Celano  – Renzo Paris, con il suo ultimo libro “Miss Rosselli”, è stato selezionato per il Premio Strega 2020. Come prevede il regolamento del concorso, ogni membro di un gruppo di rappresentati del mondo della cultura, denominato “Amici della Domenica”, ha indicato il suo libro preferito, quello che potrà concorrere alla vittoria di uno dei più ambiti e prestigiosi premi letterari italiani. “Miss Rosselli”, uscito per Neri Pozza nel febbraio 2020, è stato proposto al Premio Strega dalla scrittrice Nadia Terranova. Una grande soddisfazione per il nostro conterraneo che, forse, in terra marsicana è poco letto e poco conosciuto. Eppure Renzo Paris appartiene a una generazione di grandi scrittori e poeti del calibro di Pier Paolo Pasolini, Alberto Moravia, Dario Bellezza, Amelia Rosselli, figure eminenti del panorama letterario italiano che Paris ha conosciuto, frequentato e con le quali ha instaurato un significativo legame d’amicizia.

Lo scrittore celanese Renzo Paris selezionato per il Premio Strega con "Miss Rosselli"

Ed è proprio a questo mondo che è collegato il suo ultimo libro, “Miss Rosselli”, un’appassionata e affettuosa biografia dedicata alla sua amica Amelia Rosselli, una delle più grandi poetesse italiane del Novecento. Un testo attraverso il quale Paris ha recuperato ricordi personali, e non solo, della poetessa. Una donna dall’immenso talento lirico e con un’esistenza perennemente minacciata da torve visioni e da demoni immaginari e inafferrabili che l’hanno spesso costretta a ricoveri in strutture psichiatriche e a terapie a base di elettroshock.
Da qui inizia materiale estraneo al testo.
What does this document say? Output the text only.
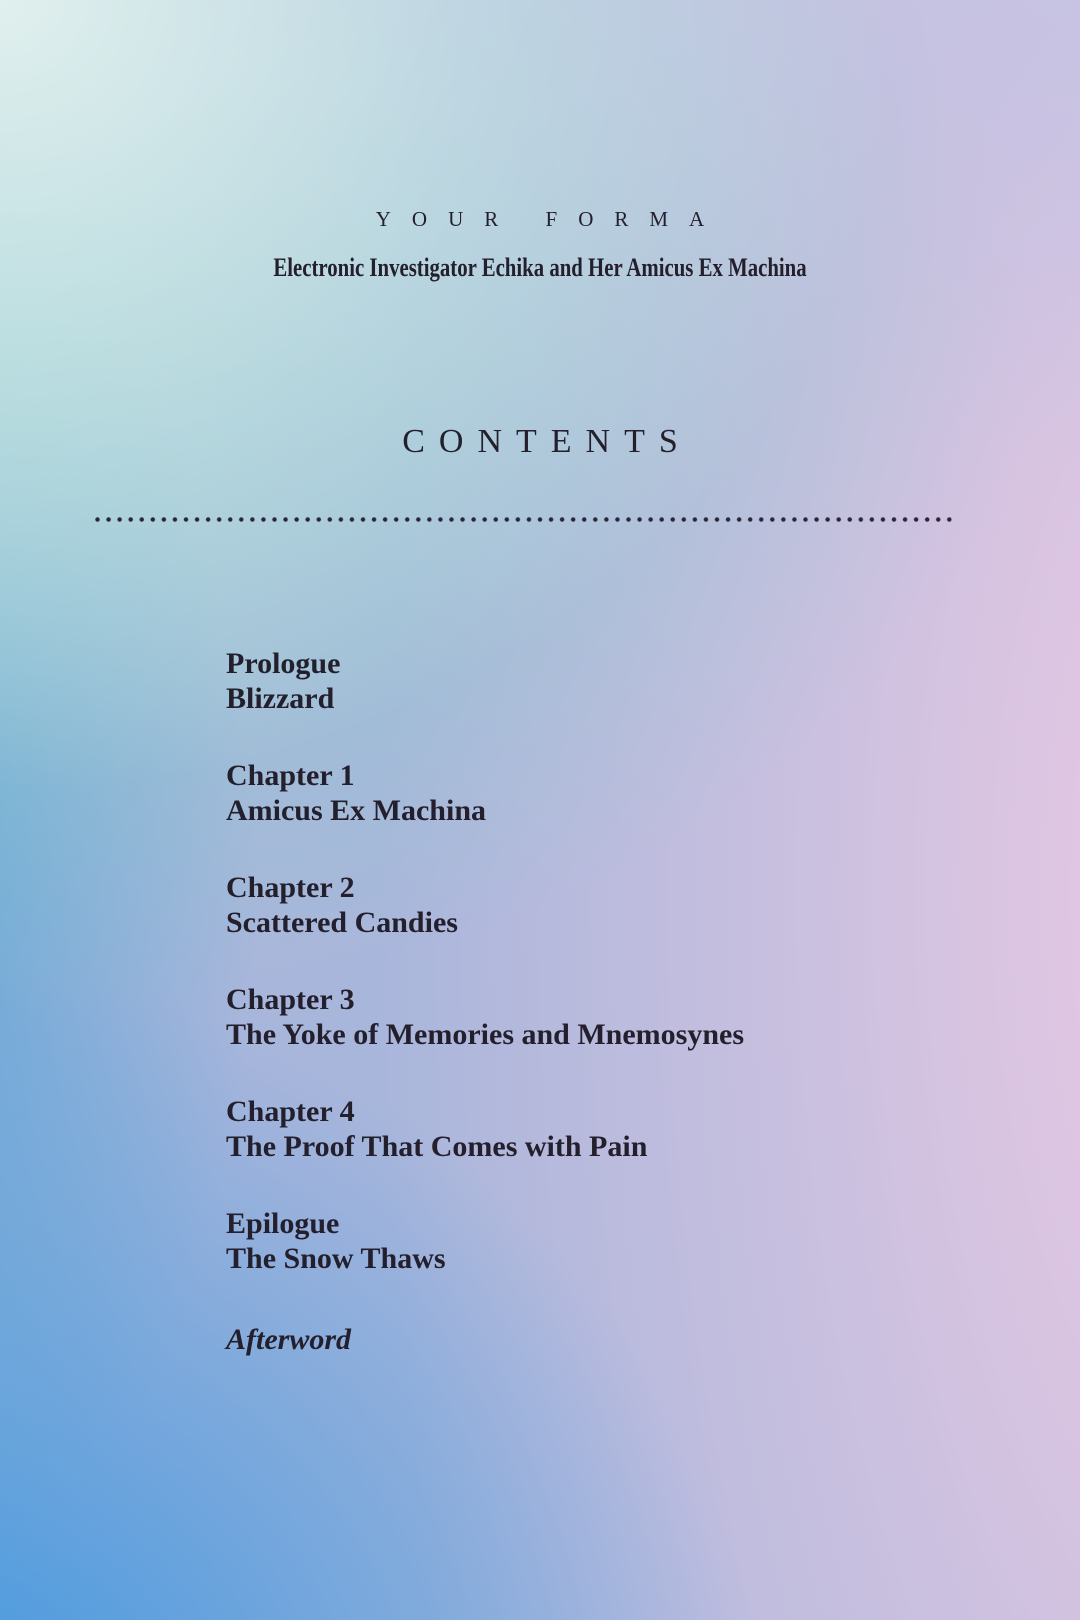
YOUR FORMA
Electronic Investigator Echika and Her Amicus Ex Machina
CONTENTS
Prologue
Blizzard
Chapter 1
Amicus Ex Machina
Chapter 2
Scattered Candies
Chapter 3
The Yoke of Memories and Mnemosynes
Chapter 4
The Proof That Comes with Pain
Epilogue
The Snow Thaws
Afterword
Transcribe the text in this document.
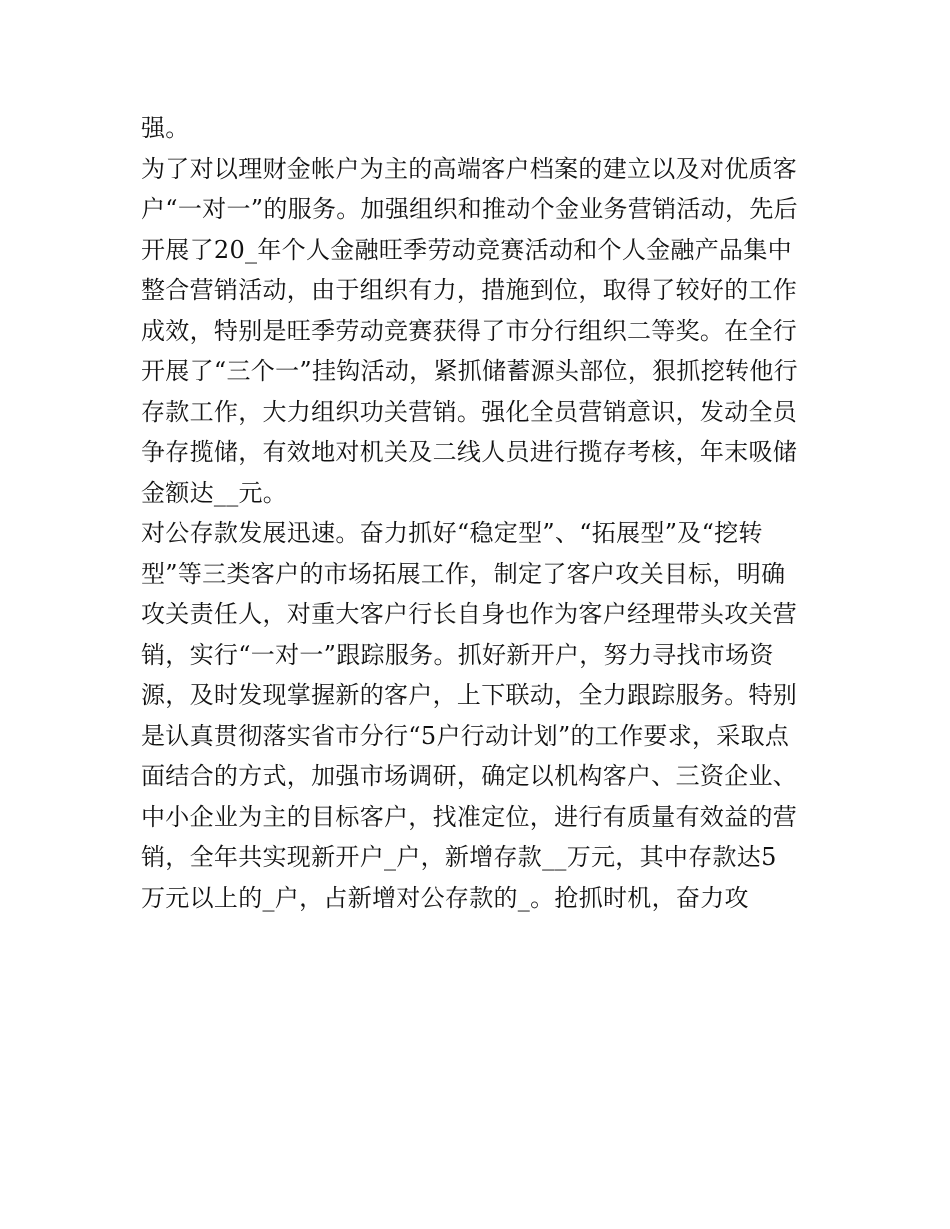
强。
为了对以理财金帐户为主的高端客户档案的建立以及对优质客
户“一对一”的服务。加强组织和推动个金业务营销活动，先后
开展了20_年个人金融旺季劳动竞赛活动和个人金融产品集中
整合营销活动，由于组织有力，措施到位，取得了较好的工作
成效，特别是旺季劳动竞赛获得了市分行组织二等奖。在全行
开展了“三个一”挂钩活动，紧抓储蓄源头部位，狠抓挖转他行
存款工作，大力组织功关营销。强化全员营销意识，发动全员
争存揽储，有效地对机关及二线人员进行揽存考核，年末吸储
金额达__元。
对公存款发展迅速。奋力抓好“稳定型”、“拓展型”及“挖转
型”等三类客户的市场拓展工作，制定了客户攻关目标，明确
攻关责任人，对重大客户行长自身也作为客户经理带头攻关营
销，实行“一对一”跟踪服务。抓好新开户，努力寻找市场资
源，及时发现掌握新的客户，上下联动，全力跟踪服务。特别
是认真贯彻落实省市分行“5户行动计划”的工作要求，采取点
面结合的方式，加强市场调研，确定以机构客户、三资企业、
中小企业为主的目标客户，找准定位，进行有质量有效益的营
销，全年共实现新开户_户，新增存款__万元，其中存款达5
万元以上的_户，占新增对公存款的_。抢抓时机，奋力攻
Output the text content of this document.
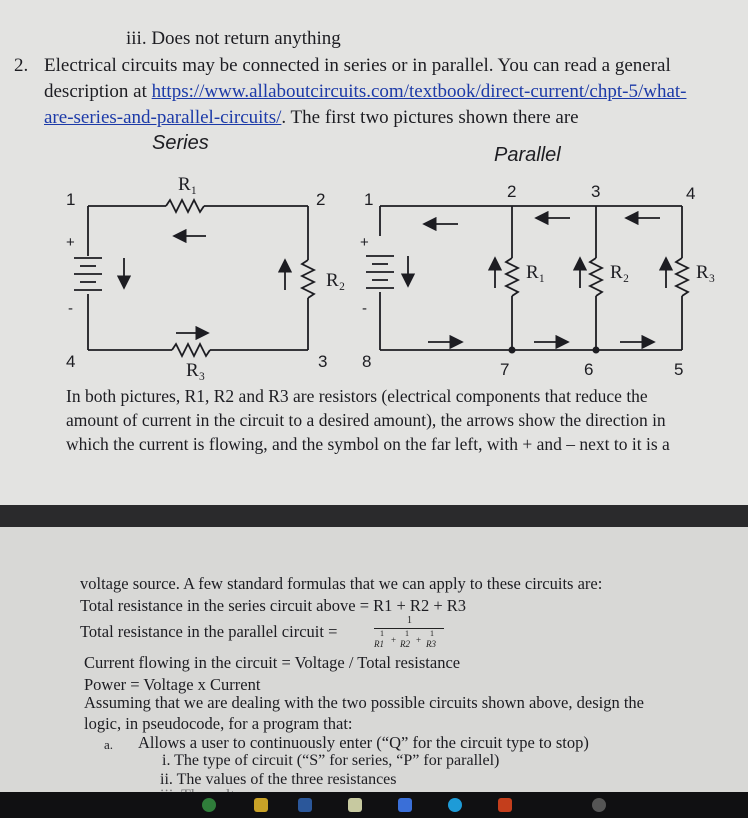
iii. Does not return anything
2. Electrical circuits may be connected in series or in parallel. You can read a general
description at https://www.allaboutcircuits.com/textbook/direct-current/chpt-5/what-
are-series-and-parallel-circuits/. The first two pictures shown there are
Series
R₁
R₂
R₃
1	2
3
4
+
-
Parallel
R₁	R₂	R₃
1	2	3	4
5
6
7
8
+
-
In both pictures, R1, R2 and R3 are resistors (electrical components that reduce the
amount of current in the circuit to a desired amount), the arrows show the direction in
which the current is flowing, and the symbol on the far left, with + and – next to it is a
voltage source. A few standard formulas that we can apply to these circuits are:
Total resistance in the series circuit above = R1 + R2 + R3
Total resistance in the parallel circuit =
1
1	1	1
R1 + R2 + R3
Current flowing in the circuit = Voltage / Total resistance
Power = Voltage x Current
Assuming that we are dealing with the two possible circuits shown above, design the
logic, in pseudocode, for a program that:
a. Allows a user to continuously enter (“Q” for the circuit type to stop)
i. The type of circuit (“S” for series, “P” for parallel)
ii. The values of the three resistances
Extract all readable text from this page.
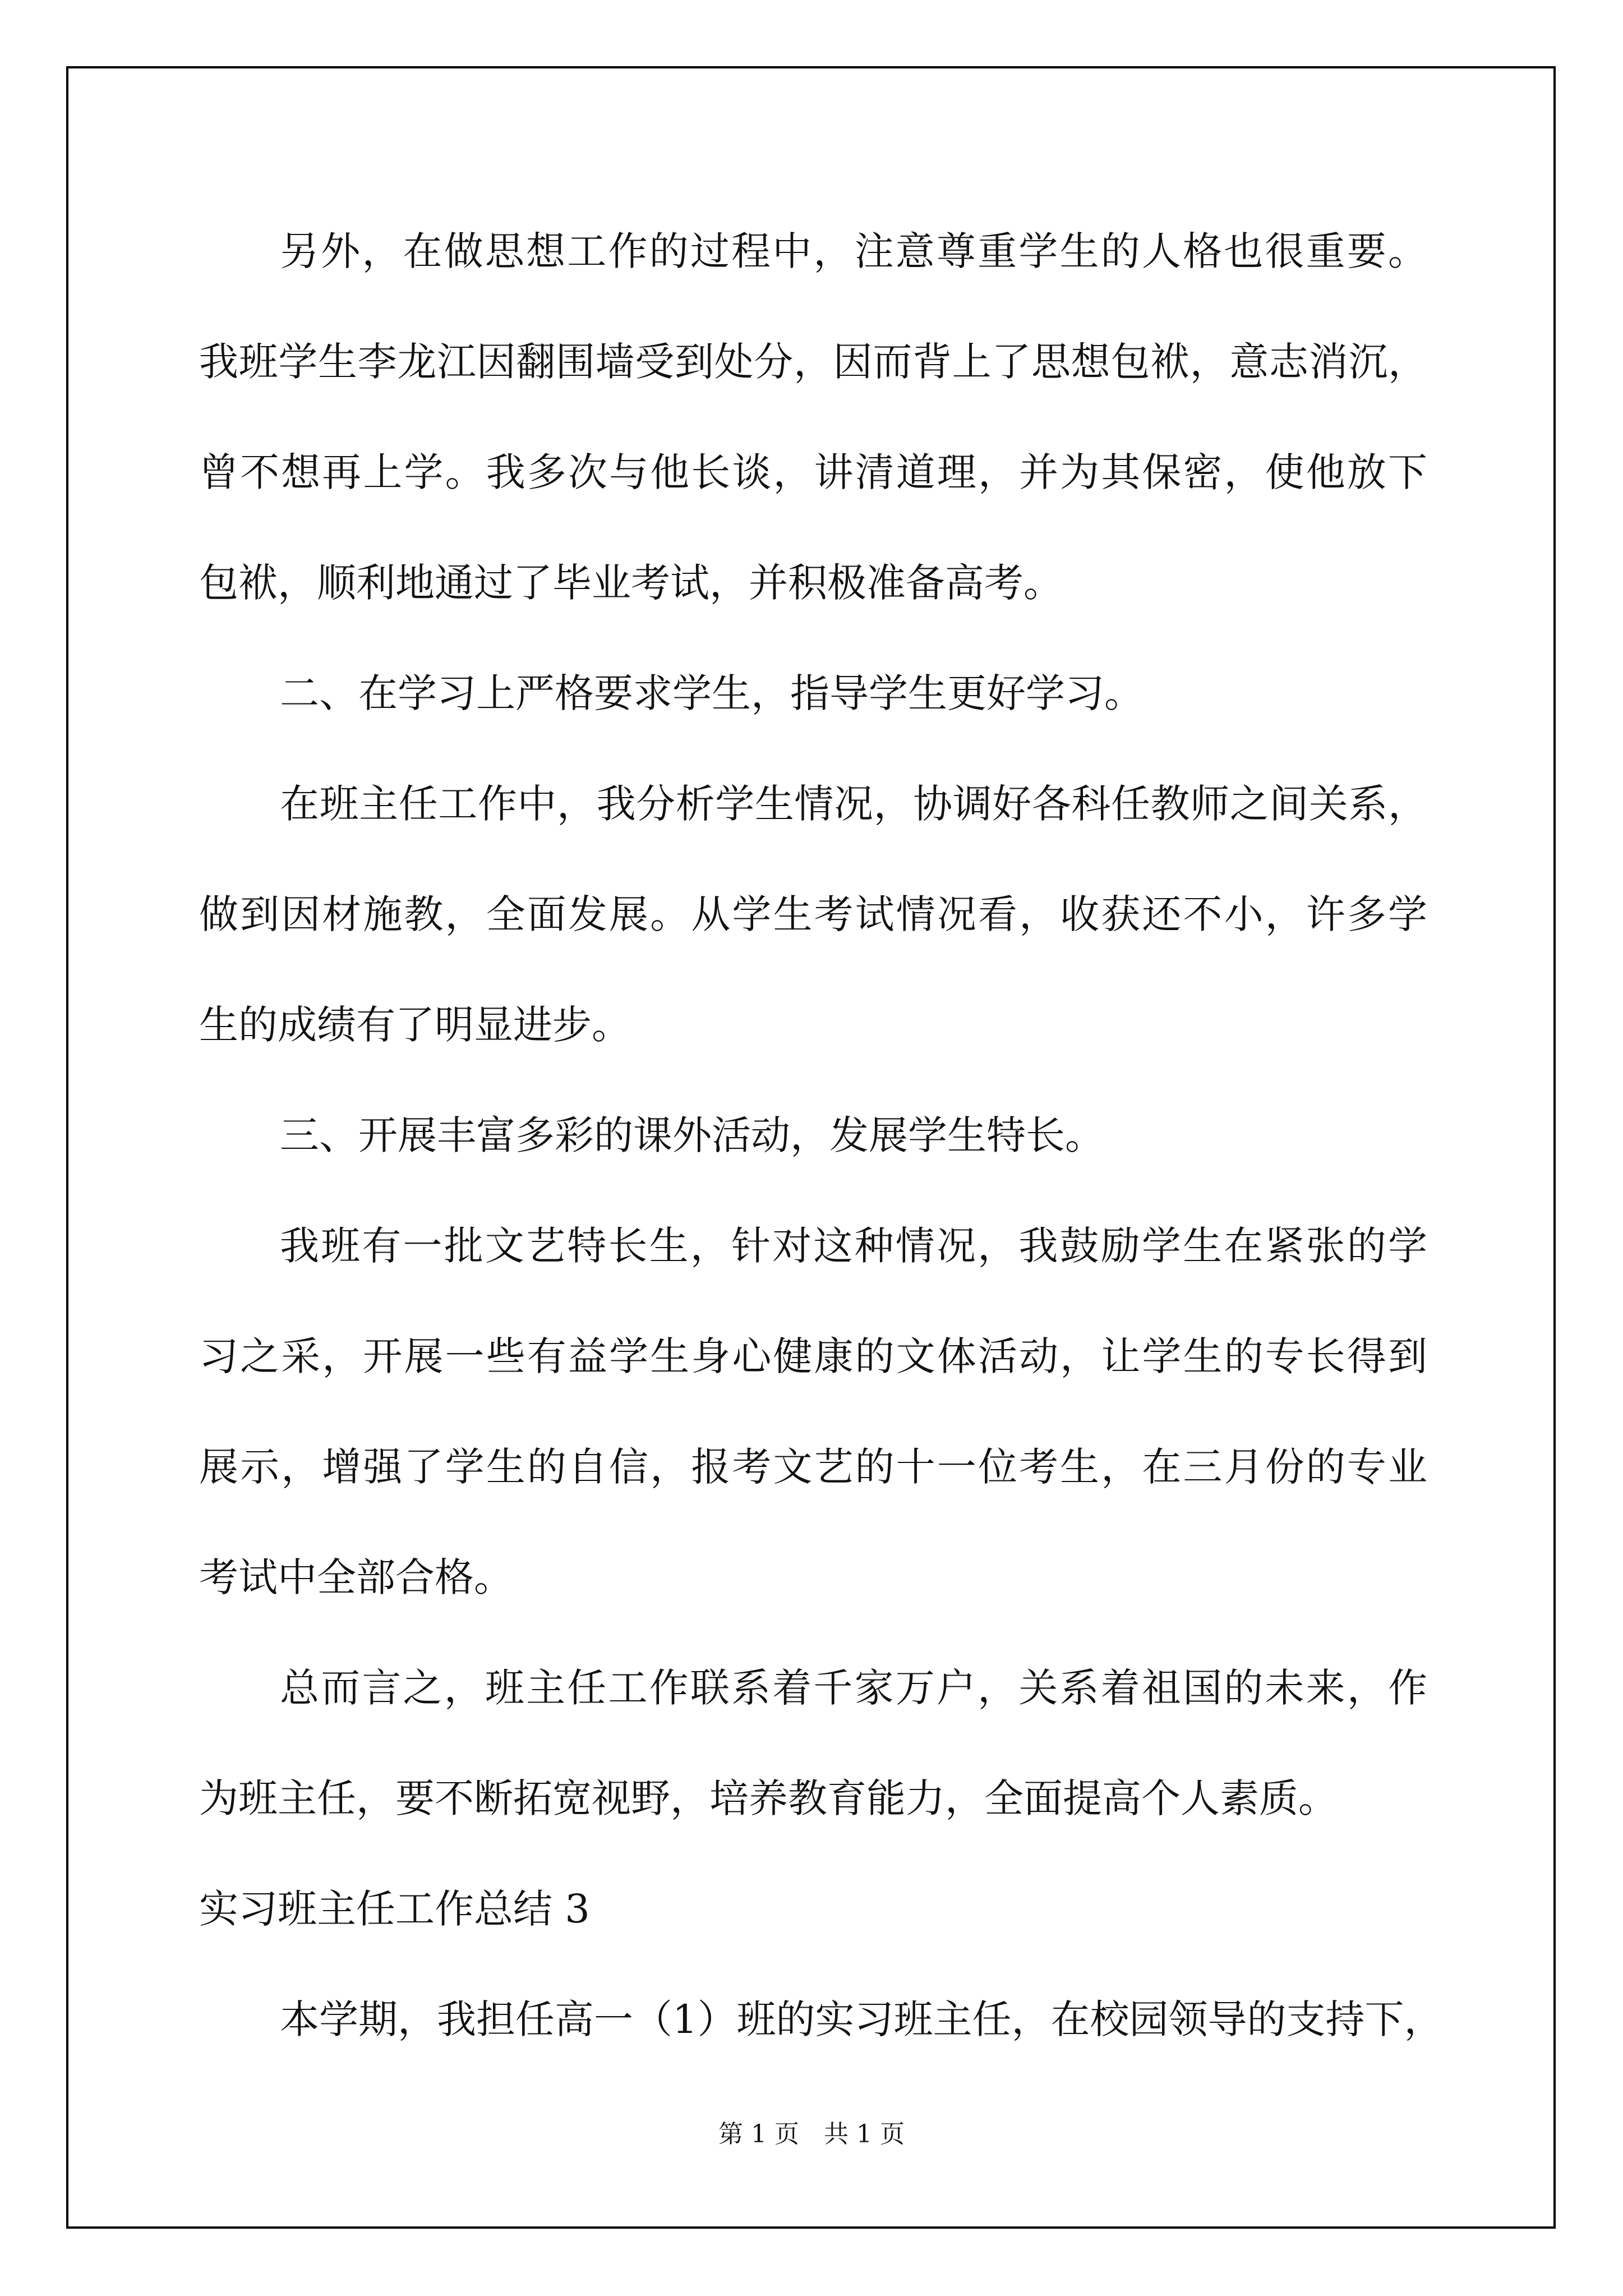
另外，在做思想工作的过程中，注意尊重学生的人格也很重要。
我班学生李龙江因翻围墙受到处分，因而背上了思想包袱，意志消沉，
曾不想再上学。我多次与他长谈，讲清道理，并为其保密，使他放下
包袱，顺利地通过了毕业考试，并积极准备高考。
二、在学习上严格要求学生，指导学生更好学习。
在班主任工作中，我分析学生情况，协调好各科任教师之间关系，
做到因材施教，全面发展。从学生考试情况看，收获还不小，许多学
生的成绩有了明显进步。
三、开展丰富多彩的课外活动，发展学生特长。
我班有一批文艺特长生，针对这种情况，我鼓励学生在紧张的学
习之采，开展一些有益学生身心健康的文体活动，让学生的专长得到
展示，增强了学生的自信，报考文艺的十一位考生，在三月份的专业
考试中全部合格。
总而言之，班主任工作联系着千家万户，关系着祖国的未来，作
为班主任，要不断拓宽视野，培养教育能力，全面提高个人素质。
实习班主任工作总结 3
本学期，我担任高一（1）班的实习班主任，在校园领导的支持下，
第 1 页　共 1 页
Un libro che rievoca e celebra la vita, la magia, la sofferenza e l’arte di Amelia Rosselli con tutto l’amore di un amico che non dimentica.

Lo scrittore celanese Renzo Paris selezionato per il Premio Strega con "Miss Rosselli"

Renzo Paris è nato a Celano nel 1944. Si è trasferito a Roma, con la sua famiglia, quando aveva undici anni. Nella Capitale ha avuto modo di laurearsi in Lettere ed entrare in contatto con i più grandi artisti del suo tempo. È scrittore, ma anche poeta, saggista, critico, biografo e traduttore. Ha insegnato letteratura francese presso le Università di Salerno e di Viterbo. Tra i suoi libri vale la pena ricordare: “Cani sciolti”, “Filo da torcere”, “Cattivi soggetti”, “Album di famiglia”, “Alberto Moravia”, “Ragazzi a vita e altre storie di poeti”, “Ultimi dispacci della notte”, “Ritratto dell’artista da vecchio: conversazioni con Alberto Moravia”, “La croce tatuata”, “I ballatroni”, “La banda Apollinaire”, “Il conte libertino” (Premio Vittoriano Esposito), “Il fenicottero. Vita segreta di Ignazio Silone”, “Pasolini. Ragazzo a vita”. Inoltre ha tradotto e curato le poesie di Apollinaire, Corbière e Prévert. Collabora con Il Manifesto, L’Espresso e Il Venerdí di Repubblica.